Stephen Bienko is an American businessman and athlete. He is best known as co-founder and CEO of The 42U, a student-athlete development and personal branding company. He is also the founding Director of the Institute of Athletic Performance, the former largest franchise owner of the College Hunks Hauling Junk brand.

==Early life==
Bienko grew up in Green Township, New Jersey, and was a three-sport star during high school at the Delbarton School, where he graduated in 1994. Bienko attended the United States Air Force Academy and was a member of its football team. He later graduated from Villanova University, Pennsylvania. where he competed as a decathlete and held the school record in the discus from 1998 to 2005.

== Career ==

=== New Jersey State Police ===
Following his graduation from Villanova University, Bienko began his professional career with the New Jersey State Police, serving as a state trooper assigned to the Alcoholic Beverage Control Special Task Force Unit.

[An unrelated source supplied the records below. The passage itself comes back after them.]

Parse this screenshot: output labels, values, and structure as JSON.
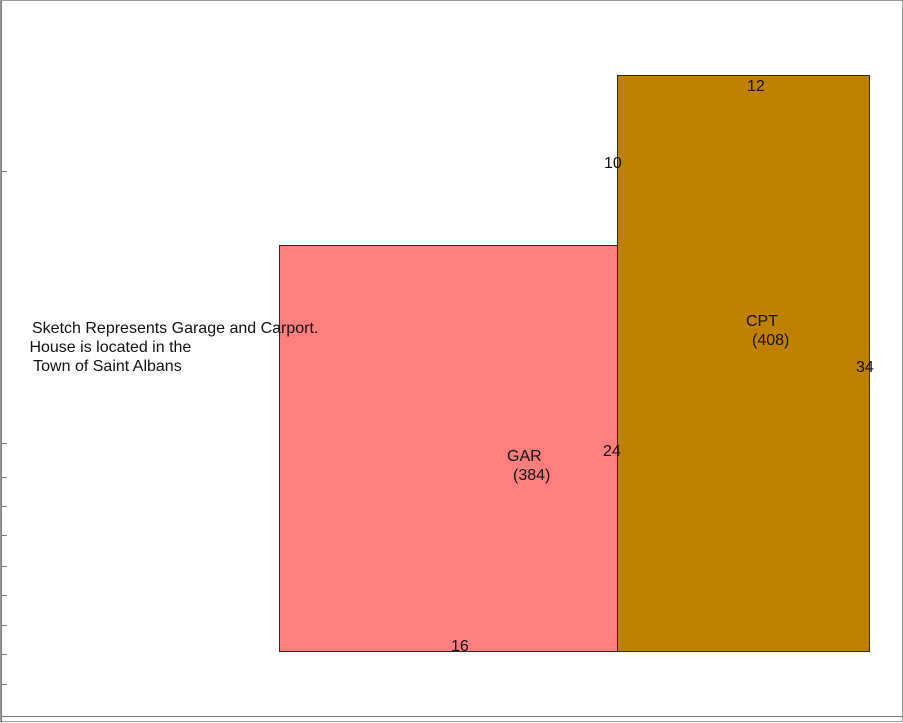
{
  "note": {
    "line1": "Sketch Represents Garage and Carport.",
    "line2": " House is located in the",
    "line3": " Town of Saint Albans"
  },
  "areas": [
    {
      "code": "GAR",
      "sqft": "(384)",
      "color": "#ff7f7f"
    },
    {
      "code": "CPT",
      "sqft": "(408)",
      "color": "#c08000"
    }
  ],
  "dimensions": {
    "cpt_top": "12",
    "cpt_left_upper": "10",
    "cpt_right": "34",
    "gar_right": "24",
    "gar_bottom": "16"
  }
}
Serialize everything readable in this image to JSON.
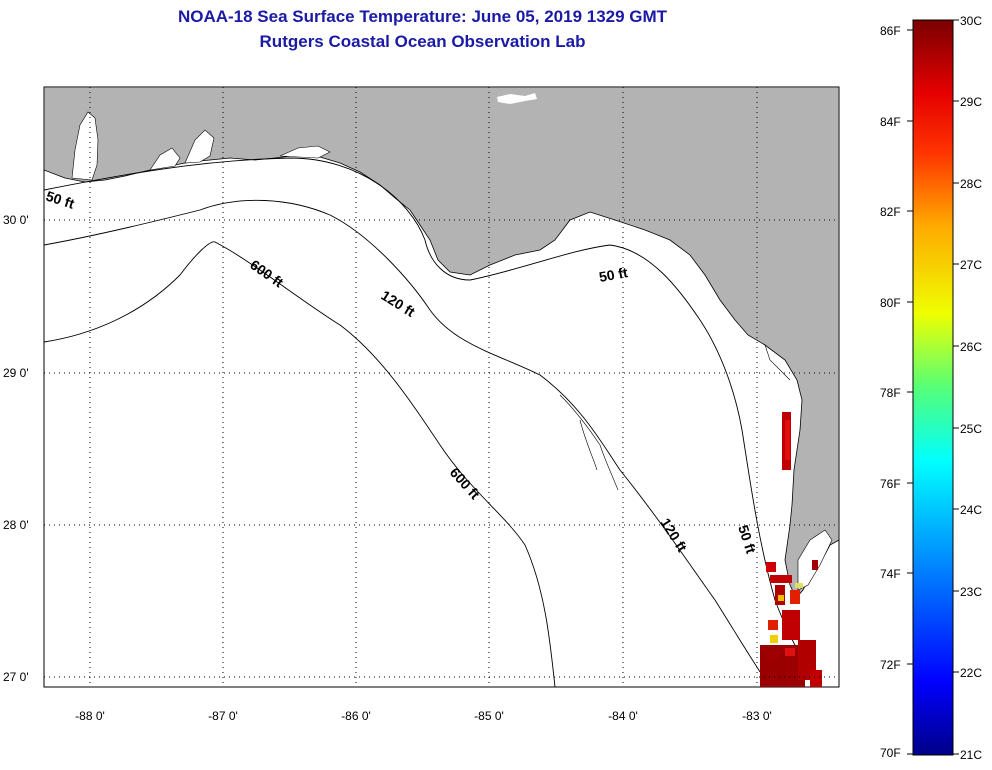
{
  "header": {
    "title": "NOAA-18 Sea Surface Temperature:  June 05, 2019 1329 GMT",
    "subtitle": "Rutgers Coastal Ocean Observation Lab"
  },
  "map": {
    "lon_ticks": [
      "-88 0'",
      "-87 0'",
      "-86 0'",
      "-85 0'",
      "-84 0'",
      "-83 0'"
    ],
    "lat_ticks": [
      "30 0'",
      "29 0'",
      "28 0'",
      "27 0'"
    ],
    "contour_labels": [
      "50 ft",
      "50 ft",
      "50 ft",
      "120 ft",
      "120 ft",
      "600 ft",
      "600 ft"
    ],
    "colors": {
      "land": "#b3b3b3",
      "water": "#ffffff",
      "sst_warm": "#a30000",
      "sst_hot": "#e00000"
    }
  },
  "colorbar": {
    "fahrenheit_labels": [
      "86F",
      "84F",
      "82F",
      "80F",
      "78F",
      "76F",
      "74F",
      "72F",
      "70F"
    ],
    "celsius_labels": [
      "30C",
      "29C",
      "28C",
      "27C",
      "26C",
      "25C",
      "24C",
      "23C",
      "22C",
      "21C"
    ]
  }
}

Management experience and College Hunks

After leaving law enforcement, Bienko held a number of business and marketing positions, including Director of Marketing at Kennedy Funding, Senior Vice President of SequentialT, and Director of Communications at Doyle Management Group.

Bienko spent two years driving the marketing of 2008 Olympic gold medalist in the decathlon, Bryan Clay.

Bienko later became involved in franchising through College Hunks Hauling Junk and Moving. By 2014, he was the largest franchise owner in the company's system, operating 16 territories across New Jersey, Florida, Tennessee, and Ohio with annual revenues exceeding $5 million.

In 2015, he ran for the Fort Myers City Council representing Ward 2 in the September 2015 primary election, but was defeated by incumbent Johnny W. Streets Jr.

=== 42U ===
In 2016, Bienko co-founded 42U, a student-athlete development company focused on personal branding, career preparation, and life-skills development. Under his leadership, the company has partnered with collegiate athletic programs and organizations to provide educational and professional development resources for student-athletes.

== Partnerships ==
On January 28, 2026, 42U announced a partnership with Rutgers University Athletics aimed at enhancing student-athlete development, including personal branding, psychological assessment, and career preparation programs. The collaboration integrates 42U's branding workshops and performance tools into Rutgers’ existing Scarlet Knights For Life program, positioning the university as a leader in holistic athlete development.

==Personal life==
Bienko lives in Morristown, New Jersey with his four children.

Bienko previously served on the board of directors for the PACE School for Girls and Junior Achievement of Southwest Florida.